The Standoff: Attackers and defenders to face off in digital metropolis security challenge

The upcoming HITB+ CyberWeek, which will take place at the Emirates Palace in Abu Dhabi on October 12–17, 2019, will see hackers and cybersecurity practitioners participate in many CTF-style competitions, but none as exciting as The Standoff.

What is it?

The Standoff is a cyberbattle that mimics the real-life arms race between hackers that attack and security specialists that defend critical infrastructure. The participating blue and red teams battle it out on an accurate model of the modern city.

Developed by cybersecurity experts at Positive Technologies, a company that specializes in protection of critical IT systems, this mock city models the digital systems of a full-fledged metropolis with infrastructure including traffic systems, electrical plants, and transportation, rounded out with ICS/SCADA equipment.

“The contest infrastructure is built using real equipment and the latest industry-specific technologies,” Michael Levin, Deputy Director of Expert Security Center at Positive Technologies, told Help Net Security.

“We know what to use because we conduct lots of penetration testing projects, so we understand what the real problems in different industries are and how vulnerabilities could be exploited. This allows us to implement a variety of attack vectors to make the cyberbattle even more exciting and unpredictable.”

Unlike regular CTF, where participants have a minimal toolkit and set of goals, in The Standoff attackers only have a high-level description of the task that could be solved in multiple ways.

“Another distinction from the CTF is that capture the flag contests are usually attack-centered, while The Standoff features several groups of participants. We have defenders, SOCs, security tools vendors, spectators. All of them are communicating and affecting each other during the battle,” he added.

“Also, every event that occurs during the cyberbattle has its resemblance in our mock town. The model works on real hardware with no emulation at all.”

Rules and limitations

Most CTF contests are limited in scope, but not The Standoff: participating teams must have different skills to solve a variety of tasks of different levels of complexity.

Attackers (red teams) have very few limits imposed: they will know most of their objectives in advance and use any tools they like.

“We design tasks in a way that stimulates hackers to conduct real-time research on technologies and vulnerabilities. If they don’t do this, they will be kicked out from the infrastructure by defenders. To win, red teams need to uncover non-typical vulnerabilities, hide their activity, use non-standard techniques and approaches, and do everything very fast,” Levin explained.

Defenders (blue teams) will each be assigned a different company to defend but will have no time to study the infrastructure, find weak points, pick attack detection tools, and apply fixes before the attacks begin. They will receive a list of allowed security tools and will have limited room for maneuver to fix the infrastructure itself – their only available options will be WAF rules, NGFW policies, basic account management, and deletion of malicious payloads.

“You can’t fix all vulnerabilities and control all risks in such contest.
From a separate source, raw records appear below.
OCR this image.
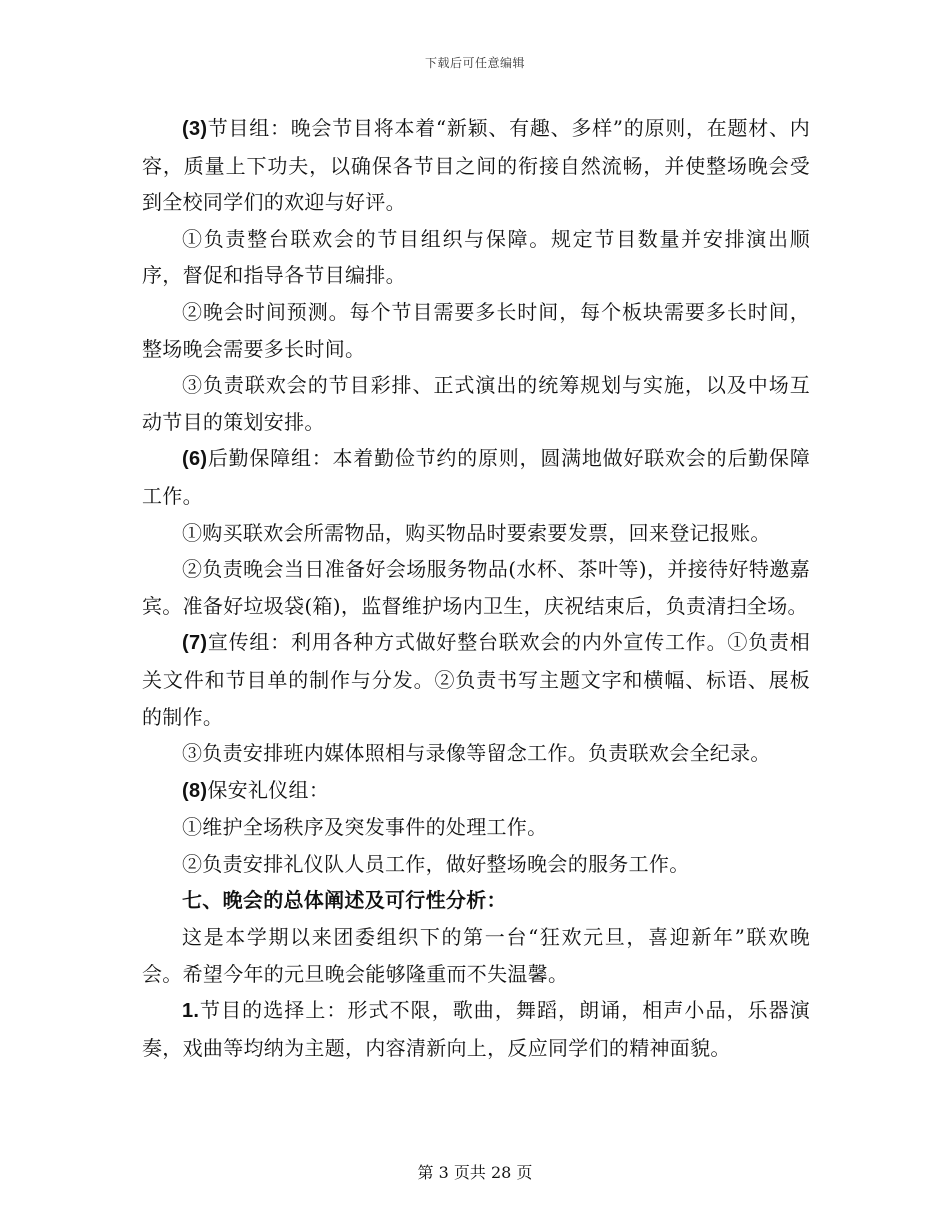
下载后可任意编辑

(3)节目组：晚会节目将本着“新颖、有趣、多样”的原则，在题材、内容，质量上下功夫，以确保各节目之间的衔接自然流畅，并使整场晚会受到全校同学们的欢迎与好评。

①负责整台联欢会的节目组织与保障。规定节目数量并安排演出顺序，督促和指导各节目编排。

②晚会时间预测。每个节目需要多长时间，每个板块需要多长时间，整场晚会需要多长时间。

③负责联欢会的节目彩排、正式演出的统筹规划与实施，以及中场互动节目的策划安排。

(6)后勤保障组：本着勤俭节约的原则，圆满地做好联欢会的后勤保障工作。

①购买联欢会所需物品，购买物品时要索要发票，回来登记报账。

②负责晚会当日准备好会场服务物品(水杯、茶叶等)，并接待好特邀嘉宾。准备好垃圾袋(箱)，监督维护场内卫生，庆祝结束后，负责清扫全场。

(7)宣传组：利用各种方式做好整台联欢会的内外宣传工作。①负责相关文件和节目单的制作与分发。②负责书写主题文字和横幅、标语、展板的制作。

③负责安排班内媒体照相与录像等留念工作。负责联欢会全纪录。

(8)保安礼仪组：

①维护全场秩序及突发事件的处理工作。

②负责安排礼仪队人员工作，做好整场晚会的服务工作。

七、晚会的总体阐述及可行性分析：

这是本学期以来团委组织下的第一台“狂欢元旦，喜迎新年”联欢晚会。希望今年的元旦晚会能够隆重而不失温馨。

1.节目的选择上：形式不限，歌曲，舞蹈，朗诵，相声小品，乐器演奏，戏曲等均纳为主题，内容清新向上，反应同学们的精神面貌。

第 3 页共 28 页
So, to make it to the end, the blue team should be fast, well-coordinated, be very good at prioritizing and decision-making,” Levin noted, and says that three days of The Standoff combine a attacks huge corporation usually might experience for a whole year.

The winning attacker team will be the one with the highest score (points earned depend on the completed tasks). Defender teams are scored based on quickness of incident detection and the completeness of the evidence they collect.

Defender teams can consist of employees of a single real-world company.

“A lot of effort is spent on the selection of participants: we need professionals who attack and protect real infrastructures on an everyday basis. Practical experience is crucial to compete in The Standoff,” he pointed out.

Aspiring participants can apply until October 12 and will be notified if they made the cut. Teams can have up to five members. The Standoff itself will be held on October 15–17.